I had mixed up my usual feed of liquidised white bread, ground carp pellets and hempseed, dropping some tight balls in close under the high bank, my first bite being not the big chub that I first thought, but a large sunken log, that once released from the bottom, drifted relentlessly off down the outfall, pinging the float back without a hook.
A new hooklink tied on, I trotted through again under my rod top and was soon playing a small chub.
This was a good sign, a hard fighting healthy chub. Then a couple of smaller examples, before gudgeon moved in on the feed.
Every other trot brought up a twig, or branch along my bank and a trot too far into the foam saw another hook lost. This strange looking plug was attached to one of the branches that I pulled up.
To avoid the trouble spot, I fed across the stream ahead of me into the eddy, retrieving line to stay in contact with the float. Apart from the occasional gudgeon, or mini chub there was nothing here. Where were the roach? At this rate I would be putting this expedition down as a fail and going home early.
In for a penny, in for a pound, I decided to up the feed rate to attract fish into the river from the outfall. More gudgeon, then the juddering fight of a roach as it sped around the shallows back to the foam.
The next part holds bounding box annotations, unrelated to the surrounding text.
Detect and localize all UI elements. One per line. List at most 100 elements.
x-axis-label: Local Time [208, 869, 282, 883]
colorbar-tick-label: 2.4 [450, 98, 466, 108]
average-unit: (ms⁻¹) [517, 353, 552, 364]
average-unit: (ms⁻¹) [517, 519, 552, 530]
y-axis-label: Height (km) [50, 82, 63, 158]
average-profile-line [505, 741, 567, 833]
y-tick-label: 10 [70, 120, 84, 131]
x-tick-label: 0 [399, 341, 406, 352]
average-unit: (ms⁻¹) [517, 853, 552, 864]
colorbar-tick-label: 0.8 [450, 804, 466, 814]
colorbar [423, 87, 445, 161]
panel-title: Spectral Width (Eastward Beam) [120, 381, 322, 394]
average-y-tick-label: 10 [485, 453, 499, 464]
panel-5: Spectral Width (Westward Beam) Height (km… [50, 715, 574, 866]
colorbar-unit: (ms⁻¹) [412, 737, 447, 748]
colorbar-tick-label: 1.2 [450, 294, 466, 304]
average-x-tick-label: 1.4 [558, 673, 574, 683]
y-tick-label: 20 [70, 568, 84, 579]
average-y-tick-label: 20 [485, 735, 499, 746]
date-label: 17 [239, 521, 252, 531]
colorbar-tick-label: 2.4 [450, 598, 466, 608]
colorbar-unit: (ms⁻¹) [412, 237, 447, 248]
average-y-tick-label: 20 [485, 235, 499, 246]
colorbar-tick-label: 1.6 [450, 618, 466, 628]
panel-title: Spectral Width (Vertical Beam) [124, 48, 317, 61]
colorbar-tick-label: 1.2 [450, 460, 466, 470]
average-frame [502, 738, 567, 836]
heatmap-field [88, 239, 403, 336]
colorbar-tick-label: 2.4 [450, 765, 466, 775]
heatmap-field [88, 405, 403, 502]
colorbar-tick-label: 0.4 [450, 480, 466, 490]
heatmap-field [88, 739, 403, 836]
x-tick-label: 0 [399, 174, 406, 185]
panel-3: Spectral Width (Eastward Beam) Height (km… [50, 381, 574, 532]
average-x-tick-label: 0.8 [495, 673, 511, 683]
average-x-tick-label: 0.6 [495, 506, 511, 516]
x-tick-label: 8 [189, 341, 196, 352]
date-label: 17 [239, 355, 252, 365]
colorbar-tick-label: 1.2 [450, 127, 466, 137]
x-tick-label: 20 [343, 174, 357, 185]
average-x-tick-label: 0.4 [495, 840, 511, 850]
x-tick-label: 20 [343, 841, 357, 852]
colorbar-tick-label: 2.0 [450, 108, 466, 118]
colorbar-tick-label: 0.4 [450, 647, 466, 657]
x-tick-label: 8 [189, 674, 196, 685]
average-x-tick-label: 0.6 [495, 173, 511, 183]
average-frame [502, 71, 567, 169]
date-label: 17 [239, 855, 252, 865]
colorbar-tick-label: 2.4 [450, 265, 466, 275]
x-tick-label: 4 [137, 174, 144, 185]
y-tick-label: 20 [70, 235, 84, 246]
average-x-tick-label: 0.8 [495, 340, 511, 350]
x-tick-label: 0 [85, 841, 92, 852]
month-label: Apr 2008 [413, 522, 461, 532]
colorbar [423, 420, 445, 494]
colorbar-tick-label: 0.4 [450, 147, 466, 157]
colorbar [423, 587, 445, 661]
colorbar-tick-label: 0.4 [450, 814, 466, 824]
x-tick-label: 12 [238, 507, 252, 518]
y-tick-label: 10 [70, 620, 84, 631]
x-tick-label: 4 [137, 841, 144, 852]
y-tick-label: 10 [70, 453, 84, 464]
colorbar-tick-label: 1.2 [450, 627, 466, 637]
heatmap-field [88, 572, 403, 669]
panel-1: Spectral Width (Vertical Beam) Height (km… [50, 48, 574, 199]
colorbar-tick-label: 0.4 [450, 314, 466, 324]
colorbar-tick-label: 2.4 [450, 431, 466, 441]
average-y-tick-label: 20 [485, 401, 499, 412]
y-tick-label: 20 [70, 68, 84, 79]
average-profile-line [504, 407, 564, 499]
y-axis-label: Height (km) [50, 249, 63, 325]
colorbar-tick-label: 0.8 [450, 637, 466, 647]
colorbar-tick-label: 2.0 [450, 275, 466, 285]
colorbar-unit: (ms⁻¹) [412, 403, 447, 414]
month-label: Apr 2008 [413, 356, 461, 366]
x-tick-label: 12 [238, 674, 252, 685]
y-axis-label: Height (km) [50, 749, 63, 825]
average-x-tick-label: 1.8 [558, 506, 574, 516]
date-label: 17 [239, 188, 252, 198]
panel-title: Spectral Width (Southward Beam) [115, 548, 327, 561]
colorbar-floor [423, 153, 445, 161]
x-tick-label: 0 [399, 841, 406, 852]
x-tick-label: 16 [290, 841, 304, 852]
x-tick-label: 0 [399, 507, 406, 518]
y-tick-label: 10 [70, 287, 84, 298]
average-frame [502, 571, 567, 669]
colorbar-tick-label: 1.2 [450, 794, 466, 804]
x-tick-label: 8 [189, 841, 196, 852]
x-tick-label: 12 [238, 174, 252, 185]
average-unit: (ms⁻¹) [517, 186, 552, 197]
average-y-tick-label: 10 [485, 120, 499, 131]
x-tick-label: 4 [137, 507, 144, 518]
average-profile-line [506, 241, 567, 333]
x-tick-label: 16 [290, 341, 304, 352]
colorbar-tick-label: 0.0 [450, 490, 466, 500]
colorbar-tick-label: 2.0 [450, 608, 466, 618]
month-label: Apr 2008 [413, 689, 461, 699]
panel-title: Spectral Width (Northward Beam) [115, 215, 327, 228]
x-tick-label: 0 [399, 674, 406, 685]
It stayed on and I leaned out from the bank and netted it.
A perfect roach full of fight, just what I came for. I had gone up to a 6 mm punch from a 5 mm, maybe that was the answer? Next cast the float was gone in seconds, the rod bending over as a chub dived toward the snags. Due to the shallows, these fish can only run, which makes for exciting fishing.
Not a big chub, but good sport on light tackle. The next one was bigger, fighting hard into the snags.
A small ball of feed every other cast had the fish coming one a chuck and now the roach put in an appearance again.
The roach were now lined up in the middle of the eddy, this big one causing me to back wind as it dashed out into the fast water, but my 12 ft Hardy took the shocks and bent into every lunge.
More perfect roach, then a decent chub was rushing round the swim, trying hard to get under my own bank, which was lined with branches, but I won and the snags lost this time.
As someone, who loves catching roach, I was now in my element, my 6 No 4 Middy stick float with the bulk shot under the float and only three No 6 shot down to the hook, the right set up for the wavering eddy.
Yet another decent chub took the punched bread, fighting frantically, but staying on.
Beautiful roach after beautiful roach were proving that this part of the river was healthy, the outfall providing a clear aerated refuge for many fish.
I netted this roach dead on my cut off time of 1 pm, then decided to have one last cast and bang, hit into another chub, that took me off into the fast water, causing me to back wind, when it pulled my rod flat as it skated across the foam of the outfall. Turning, it swam upstream and dived into the bunch of branches at the far corner of the swim. It was stuck solid. Time to release the line and wait. The line moved off and I pulled hard. It was back in the snag, but came free and the landing net was ready.
Netting this chunky chub had cost me the loss of my last Middy float, it having been broken in the snag.
I had several sets of these Middy floats from 3 to 6 No 4 and this was the last survivor, the body shape, ali stem and the long thick tip just right for my rugged style of fishing, which do not appear to be available with the modern range of bodied stick floats. Time for a change.
There is nothing wrong with these fish, proof that the pollution petered out further upstream.
The bites were still coming thick and fast, when I stopped for the day. I was home by 1:30 and my lunch was waiting, served up by very understanding wife. I live to fish another day.